Ogni vita vale

Comune-info - Wednesday, May 27, 2026
Bezalel Smotrich, ministro delle Finanze israeliano, a seguito del mandato di arresto nei suoi confronti, dalla Corte Penale Internazionale, ha annunciato l’intenzione di distruggere per rappresaglia il villaggio di Khan al-Ahmar e la Scuola di gomma. “Abbiamo costruito quella scuola nel 2009 e da allora ha istruito generazioni di bambine e bambini palestinesi… – scrive l’ong Vento di terra – Siamo preoccupati…”

C’è una frase di Hannah Arendt che andrebbe riletta ogni volta che si parla di guerra. La scrive in Eichmann a Gerusalemme , a proposito di chi rimpiange che la Germania abbia mandato Einstein in esilio:

“Uccidere il piccolo Hans Cohn, che abitava proprio dietro l’angolo, pur non essendo un genio, fu un crimine ben più grave”.

Non più grave perché Hans Cohn valesse più di Einstein. Più grave perché il crimine contro di lui non dipendeva da nessun merito, da nessuna utilità, da nessuna eccellenza. Era semplicemente un essere umano. E questo bastava — avrebbe dovuto bastare. Forse tutta la pace possibile comincia qui: dal momento in cui una vita umana smette di essere valutata per ciò che produce, rappresenta o dimostra, e torna a essere considerata inviolabile in quanto vita.

José Saramago iniziò il suo discorso per il Nobel con una frase che sembra rispondere ad Arendt da un’altra direzione:

“L’uomo più saggio che ho conosciuto in vita mia non sapeva né leggere né scrivere”.

Era suo nonno, contadino analfabeta dell’Alentejo, allevatore di maiali, uomo senza terra. Prima di essere portato a Lisbona per essere curato, andò di albero in albero nel suo piccolo podere ad abbracciare i tronchi, a congedarsi dai frutti che non avrebbe più mangiato, dalle ombre amiche. E mentre li abbracciava, piangeva. Saramago scrive che quel nonno era “forse un Einstein perduto sotto una spessa coltre di impossibilità”. Non per trasformarlo in un genio mancato, ma per denunciare la coltre: la povertà, l’assenza di possibilità, il mondo che decide chi può fiorire e chi invece resterà invisibile.

E poi la nonna, seduta sulla soglia della porta aperta sulla notte stellata, che dice con la serenità dei suoi novant’anni:

“Il mondo è così bello, e io ho tanta pena di morire”.

Non aveva studiato nulla.

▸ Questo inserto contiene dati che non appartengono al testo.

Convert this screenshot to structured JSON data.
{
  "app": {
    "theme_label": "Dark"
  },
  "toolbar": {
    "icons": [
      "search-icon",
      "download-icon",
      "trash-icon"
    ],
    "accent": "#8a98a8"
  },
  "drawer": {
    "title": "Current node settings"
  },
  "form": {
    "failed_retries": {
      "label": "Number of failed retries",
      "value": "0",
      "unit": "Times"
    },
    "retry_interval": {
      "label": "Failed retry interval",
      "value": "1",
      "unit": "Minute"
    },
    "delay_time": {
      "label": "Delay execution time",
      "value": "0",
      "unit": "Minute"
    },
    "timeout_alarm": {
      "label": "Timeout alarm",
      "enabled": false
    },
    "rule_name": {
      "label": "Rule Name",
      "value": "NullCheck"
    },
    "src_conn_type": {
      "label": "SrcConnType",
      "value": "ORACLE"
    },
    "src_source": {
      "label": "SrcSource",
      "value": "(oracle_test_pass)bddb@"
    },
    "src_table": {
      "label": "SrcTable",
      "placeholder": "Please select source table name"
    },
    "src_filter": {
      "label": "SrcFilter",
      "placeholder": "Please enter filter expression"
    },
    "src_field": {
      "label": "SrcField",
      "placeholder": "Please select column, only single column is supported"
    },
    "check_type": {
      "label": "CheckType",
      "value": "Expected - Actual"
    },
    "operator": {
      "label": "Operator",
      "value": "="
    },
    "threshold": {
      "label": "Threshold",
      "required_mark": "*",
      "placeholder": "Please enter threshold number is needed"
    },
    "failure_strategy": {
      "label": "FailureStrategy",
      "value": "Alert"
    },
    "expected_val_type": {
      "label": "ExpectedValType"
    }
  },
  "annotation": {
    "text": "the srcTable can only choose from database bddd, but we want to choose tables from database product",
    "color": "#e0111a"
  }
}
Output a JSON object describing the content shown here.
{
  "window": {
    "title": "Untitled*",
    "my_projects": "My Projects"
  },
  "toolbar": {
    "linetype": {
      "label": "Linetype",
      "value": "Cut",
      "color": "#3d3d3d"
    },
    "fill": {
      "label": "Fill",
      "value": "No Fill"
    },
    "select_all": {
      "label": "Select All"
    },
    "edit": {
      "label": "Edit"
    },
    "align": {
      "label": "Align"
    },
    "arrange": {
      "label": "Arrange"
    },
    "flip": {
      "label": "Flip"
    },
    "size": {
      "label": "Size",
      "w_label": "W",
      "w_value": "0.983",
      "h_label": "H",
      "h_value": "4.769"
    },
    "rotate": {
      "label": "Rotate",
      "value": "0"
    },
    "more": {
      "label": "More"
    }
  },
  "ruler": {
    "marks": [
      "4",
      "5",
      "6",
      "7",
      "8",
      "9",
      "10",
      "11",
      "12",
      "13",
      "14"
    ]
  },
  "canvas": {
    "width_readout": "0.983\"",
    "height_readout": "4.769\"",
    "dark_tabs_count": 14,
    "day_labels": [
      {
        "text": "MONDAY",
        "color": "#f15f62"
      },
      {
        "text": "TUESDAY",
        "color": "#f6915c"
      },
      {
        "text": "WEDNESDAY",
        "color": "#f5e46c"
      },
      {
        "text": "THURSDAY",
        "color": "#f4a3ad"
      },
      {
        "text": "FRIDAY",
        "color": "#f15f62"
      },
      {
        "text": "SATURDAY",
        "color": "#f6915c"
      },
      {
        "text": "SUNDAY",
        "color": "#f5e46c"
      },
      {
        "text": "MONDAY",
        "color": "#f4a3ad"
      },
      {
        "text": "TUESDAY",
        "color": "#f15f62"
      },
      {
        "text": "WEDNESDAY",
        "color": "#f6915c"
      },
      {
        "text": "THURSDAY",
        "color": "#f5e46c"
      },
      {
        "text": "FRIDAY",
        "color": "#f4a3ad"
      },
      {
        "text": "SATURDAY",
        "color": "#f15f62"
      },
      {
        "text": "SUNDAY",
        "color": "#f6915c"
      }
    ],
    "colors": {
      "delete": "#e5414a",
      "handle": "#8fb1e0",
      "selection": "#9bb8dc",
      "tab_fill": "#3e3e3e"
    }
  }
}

Eppure sapeva qualcosa di essenziale.

Forse è questo che la guerra distrugge prima ancora delle città: la percezione concreta e irripetibile delle vite. Restano le ragioni strategiche, le necessità storiche, gli equilibri geopolitici, i “prezzi inevitabili”. Le cifre. Ma le cifre non hanno alberi, né soglie, né cieli stellati.

Eppure questo non riguarda soltanto le guerre. Riguarda anche la nostra vita quotidiana. Riguarda ciò a cui diamo valore, il modo in cui guardiamo gli altri, il tono con cui ci rivolgiamo a loro. Riguarda le parole che scegliamo.

Ingeborg Bachmann scriveva, ne I tre sentieri per il lago , che le generazioni non si tengono più per mano. Dopo le catastrofi del Novecento, i vecchi sentieri erano scomparsi e nuovi sentieri dovevano essere cercati camminando. Ma Bachmann sapeva anche che la violenza non comincia soltanto nelle guerre o nelle dittature. Comincia molto prima: nel linguaggio che umilia, nelle parole che riducono l’altro a categoria, funzione, bersaglio. Il fascismo, scriveva, comincia nel rapporto tra gli esseri umani. Forse è qui che si decide davvero la possibilità della pace. Nel momento in cui smettiamo di vedere gli esseri umani come numeri, ruoli, identità astratte. Nel momento in cui riconosciamo che ogni persona ha una soglia, degli alberi, una voce amata, una paura, una speranza…

A Gaza, lo sguardo del mondo sembra faticare a trattenere i volti. Le morti palestinesi si accumulano come cifre, come se quelle vite fossero nate già astratte, destinate a fare da sfondo a una necessità bellica. Ma sotto quel cielo non muoiono categorie. Muoiono sguardi che amavano il mare, mani che impastavano il pane, voci che avevano un nome, un timbro, un modo unico di ridere. Erano lì. Dietro l’angolo.